In the second half of the program, they begin to learn basic computer programming and robot design. Using Lego Mindstorms as the platform, the students design a robot that must maneuver through a simple maze. The trick, however, is that its commands don’t come from a remote controller, but rather from the environment around it—just as with real animals.

Blustein has developed a visual programming language to approximate neural networks that interfaces with the standard Lego NXT software. The students can drag and drop bits of this visual code on the computer to tell their robots to do things like moving right if they encounter a wall on the left or moving backward if they encounter a wall up ahead.

This is how most animals work, one of the middle school students said during the final club meeting in which they raced their robots. Cues on one side of the body cause a physical response on the opposite side. Lobsters collect this information with their antennae and claws, but the Lego robots do it with sensors.

Some students designed their robots to respond to the walls using touch sensors. Others used light sensors to track the black tape running along the perimeter of the maze. Still others used a combination of the two.

Kelly Schultheis, left, and Clint Valentine a third-year biology and environmental science major, right, look on as 7th and 8th grade science club students from BB&N watch a competitor’s robot navigate the maze. Photo by Brooks Canaday.

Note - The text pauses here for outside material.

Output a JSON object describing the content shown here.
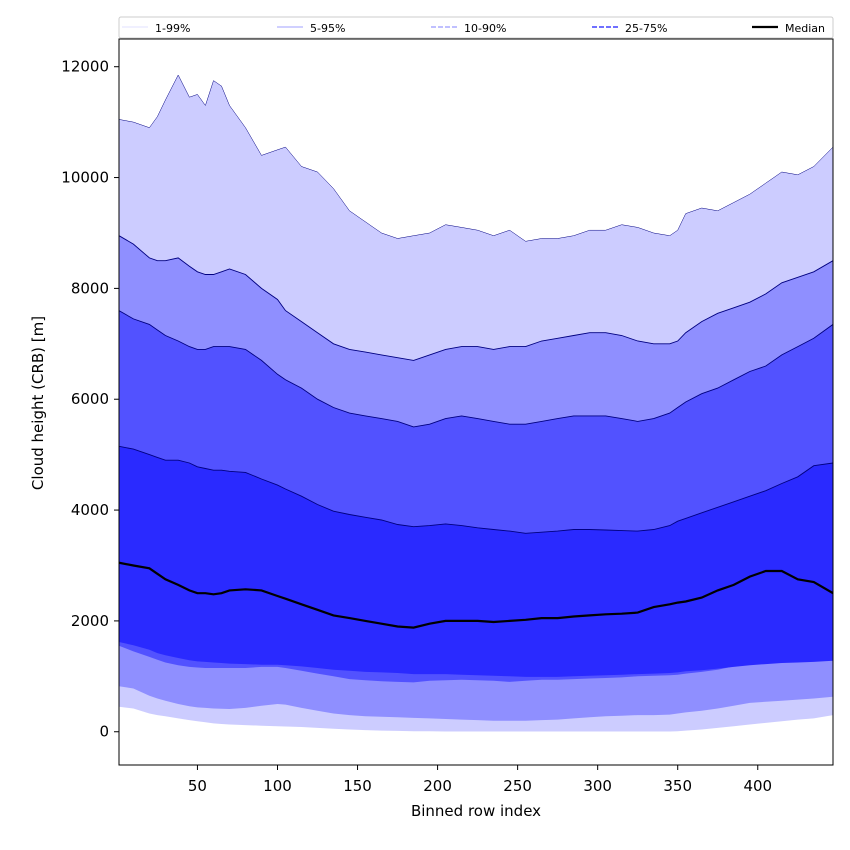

In the end, the Lego robots encountered some significant challenges as they made their way through the maze. One got caught in a spinning loop, or “doing a jig,” as its designer put it. Another was “doing the right thing, it’s just doing it backwards!” exclaimed a student.

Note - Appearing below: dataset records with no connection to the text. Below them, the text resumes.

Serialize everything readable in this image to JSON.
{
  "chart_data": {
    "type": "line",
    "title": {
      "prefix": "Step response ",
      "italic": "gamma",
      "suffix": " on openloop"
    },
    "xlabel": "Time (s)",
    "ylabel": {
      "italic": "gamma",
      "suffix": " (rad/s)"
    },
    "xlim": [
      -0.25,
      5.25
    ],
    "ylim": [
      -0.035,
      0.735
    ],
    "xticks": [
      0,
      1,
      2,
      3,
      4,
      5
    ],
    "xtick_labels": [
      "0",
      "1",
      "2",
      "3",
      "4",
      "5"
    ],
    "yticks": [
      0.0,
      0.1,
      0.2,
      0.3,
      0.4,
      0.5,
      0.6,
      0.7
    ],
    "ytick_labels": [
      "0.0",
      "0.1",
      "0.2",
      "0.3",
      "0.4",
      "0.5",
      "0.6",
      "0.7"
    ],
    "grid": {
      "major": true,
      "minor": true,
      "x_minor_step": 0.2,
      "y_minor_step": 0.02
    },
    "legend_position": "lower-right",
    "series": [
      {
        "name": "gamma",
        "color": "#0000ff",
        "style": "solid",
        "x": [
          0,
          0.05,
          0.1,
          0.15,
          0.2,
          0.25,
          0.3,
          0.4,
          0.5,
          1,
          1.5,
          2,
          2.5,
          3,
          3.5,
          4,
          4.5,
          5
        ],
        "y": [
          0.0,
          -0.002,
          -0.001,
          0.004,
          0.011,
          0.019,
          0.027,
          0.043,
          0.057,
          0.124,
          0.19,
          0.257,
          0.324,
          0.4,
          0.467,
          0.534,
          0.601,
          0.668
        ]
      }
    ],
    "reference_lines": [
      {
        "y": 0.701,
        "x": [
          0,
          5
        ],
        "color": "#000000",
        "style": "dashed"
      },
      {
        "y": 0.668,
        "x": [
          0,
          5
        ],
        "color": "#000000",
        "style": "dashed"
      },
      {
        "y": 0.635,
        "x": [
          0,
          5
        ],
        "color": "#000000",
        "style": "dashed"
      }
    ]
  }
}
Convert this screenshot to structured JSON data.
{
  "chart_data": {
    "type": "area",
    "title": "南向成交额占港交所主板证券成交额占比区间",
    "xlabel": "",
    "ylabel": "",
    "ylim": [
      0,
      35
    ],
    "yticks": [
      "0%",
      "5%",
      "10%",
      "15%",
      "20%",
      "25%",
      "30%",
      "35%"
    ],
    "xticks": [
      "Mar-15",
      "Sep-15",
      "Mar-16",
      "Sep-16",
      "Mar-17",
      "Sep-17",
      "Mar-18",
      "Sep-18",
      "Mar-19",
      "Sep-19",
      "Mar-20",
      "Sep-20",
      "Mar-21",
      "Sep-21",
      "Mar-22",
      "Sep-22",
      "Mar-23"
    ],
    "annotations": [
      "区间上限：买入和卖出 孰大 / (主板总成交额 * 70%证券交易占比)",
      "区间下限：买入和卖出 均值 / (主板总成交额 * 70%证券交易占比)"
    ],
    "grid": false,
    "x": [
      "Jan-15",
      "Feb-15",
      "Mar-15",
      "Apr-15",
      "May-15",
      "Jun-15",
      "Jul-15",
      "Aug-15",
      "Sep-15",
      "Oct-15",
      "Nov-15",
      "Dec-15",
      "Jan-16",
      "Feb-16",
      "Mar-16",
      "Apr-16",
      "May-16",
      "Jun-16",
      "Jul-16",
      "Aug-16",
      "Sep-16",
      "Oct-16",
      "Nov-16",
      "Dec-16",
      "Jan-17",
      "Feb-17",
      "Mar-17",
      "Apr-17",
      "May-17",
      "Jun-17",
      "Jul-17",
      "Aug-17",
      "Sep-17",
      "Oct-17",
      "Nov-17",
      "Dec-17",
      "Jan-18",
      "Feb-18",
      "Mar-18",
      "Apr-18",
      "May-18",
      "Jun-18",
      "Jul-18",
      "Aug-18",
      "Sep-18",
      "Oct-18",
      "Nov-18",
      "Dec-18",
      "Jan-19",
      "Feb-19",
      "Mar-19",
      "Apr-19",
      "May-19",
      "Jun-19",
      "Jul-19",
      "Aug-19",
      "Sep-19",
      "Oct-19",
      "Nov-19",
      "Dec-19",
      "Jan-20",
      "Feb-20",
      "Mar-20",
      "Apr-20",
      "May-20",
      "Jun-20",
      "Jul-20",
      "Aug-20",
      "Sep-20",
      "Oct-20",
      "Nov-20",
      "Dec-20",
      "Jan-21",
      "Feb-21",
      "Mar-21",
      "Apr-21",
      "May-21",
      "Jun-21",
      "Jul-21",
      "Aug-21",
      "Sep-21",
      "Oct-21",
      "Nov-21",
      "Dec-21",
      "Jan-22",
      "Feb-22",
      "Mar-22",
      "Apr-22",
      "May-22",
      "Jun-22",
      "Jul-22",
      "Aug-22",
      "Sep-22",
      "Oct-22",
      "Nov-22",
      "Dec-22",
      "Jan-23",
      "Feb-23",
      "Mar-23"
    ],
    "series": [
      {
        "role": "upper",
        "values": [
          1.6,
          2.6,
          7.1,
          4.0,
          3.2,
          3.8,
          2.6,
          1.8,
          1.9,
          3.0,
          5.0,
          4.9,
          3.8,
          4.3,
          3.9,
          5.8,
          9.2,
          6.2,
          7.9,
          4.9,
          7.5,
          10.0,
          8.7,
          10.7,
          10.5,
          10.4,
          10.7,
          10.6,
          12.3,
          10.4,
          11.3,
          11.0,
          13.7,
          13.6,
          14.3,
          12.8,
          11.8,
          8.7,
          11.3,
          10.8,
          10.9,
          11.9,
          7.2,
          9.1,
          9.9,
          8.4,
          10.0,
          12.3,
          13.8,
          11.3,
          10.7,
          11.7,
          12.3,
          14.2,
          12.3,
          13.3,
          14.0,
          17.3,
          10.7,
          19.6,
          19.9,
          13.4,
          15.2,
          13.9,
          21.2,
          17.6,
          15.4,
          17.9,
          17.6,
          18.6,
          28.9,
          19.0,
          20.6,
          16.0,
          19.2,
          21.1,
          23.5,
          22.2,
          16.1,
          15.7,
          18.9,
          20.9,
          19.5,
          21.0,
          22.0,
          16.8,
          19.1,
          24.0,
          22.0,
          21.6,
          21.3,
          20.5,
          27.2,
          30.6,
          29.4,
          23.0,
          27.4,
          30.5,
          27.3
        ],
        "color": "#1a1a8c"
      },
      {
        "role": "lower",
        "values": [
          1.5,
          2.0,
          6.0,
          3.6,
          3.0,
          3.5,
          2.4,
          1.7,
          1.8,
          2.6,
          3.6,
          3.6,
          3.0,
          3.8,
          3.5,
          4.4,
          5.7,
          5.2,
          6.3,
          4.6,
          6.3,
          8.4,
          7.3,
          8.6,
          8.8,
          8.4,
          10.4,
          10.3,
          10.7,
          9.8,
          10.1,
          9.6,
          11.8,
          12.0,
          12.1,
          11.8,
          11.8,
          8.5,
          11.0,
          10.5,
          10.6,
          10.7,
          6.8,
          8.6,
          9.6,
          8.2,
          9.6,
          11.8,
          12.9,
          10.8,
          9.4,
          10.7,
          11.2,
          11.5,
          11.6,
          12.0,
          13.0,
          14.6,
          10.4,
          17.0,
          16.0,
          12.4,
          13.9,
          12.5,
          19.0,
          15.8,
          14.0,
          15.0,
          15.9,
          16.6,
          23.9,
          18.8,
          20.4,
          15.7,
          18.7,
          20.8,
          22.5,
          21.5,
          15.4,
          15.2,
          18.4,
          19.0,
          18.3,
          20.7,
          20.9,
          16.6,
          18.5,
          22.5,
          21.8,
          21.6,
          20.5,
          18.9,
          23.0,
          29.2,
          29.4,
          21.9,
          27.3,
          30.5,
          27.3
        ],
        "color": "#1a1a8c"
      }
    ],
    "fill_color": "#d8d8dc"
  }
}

Despite the setbacks, a palpable excitement charged the room as the students cheered on each other’s robots and anxiously watched as the victor crossed the finish line.

Blustein’s own interest in marine life began with regular childhood trips to the National Aquarium in Baltimore. He later became interested in research while working with octopuses at the Seattle Aquarium during college. “Science isn’t complete until you form some kind of communication with the public,” he said. “You need to extend what you do, to share it with others.”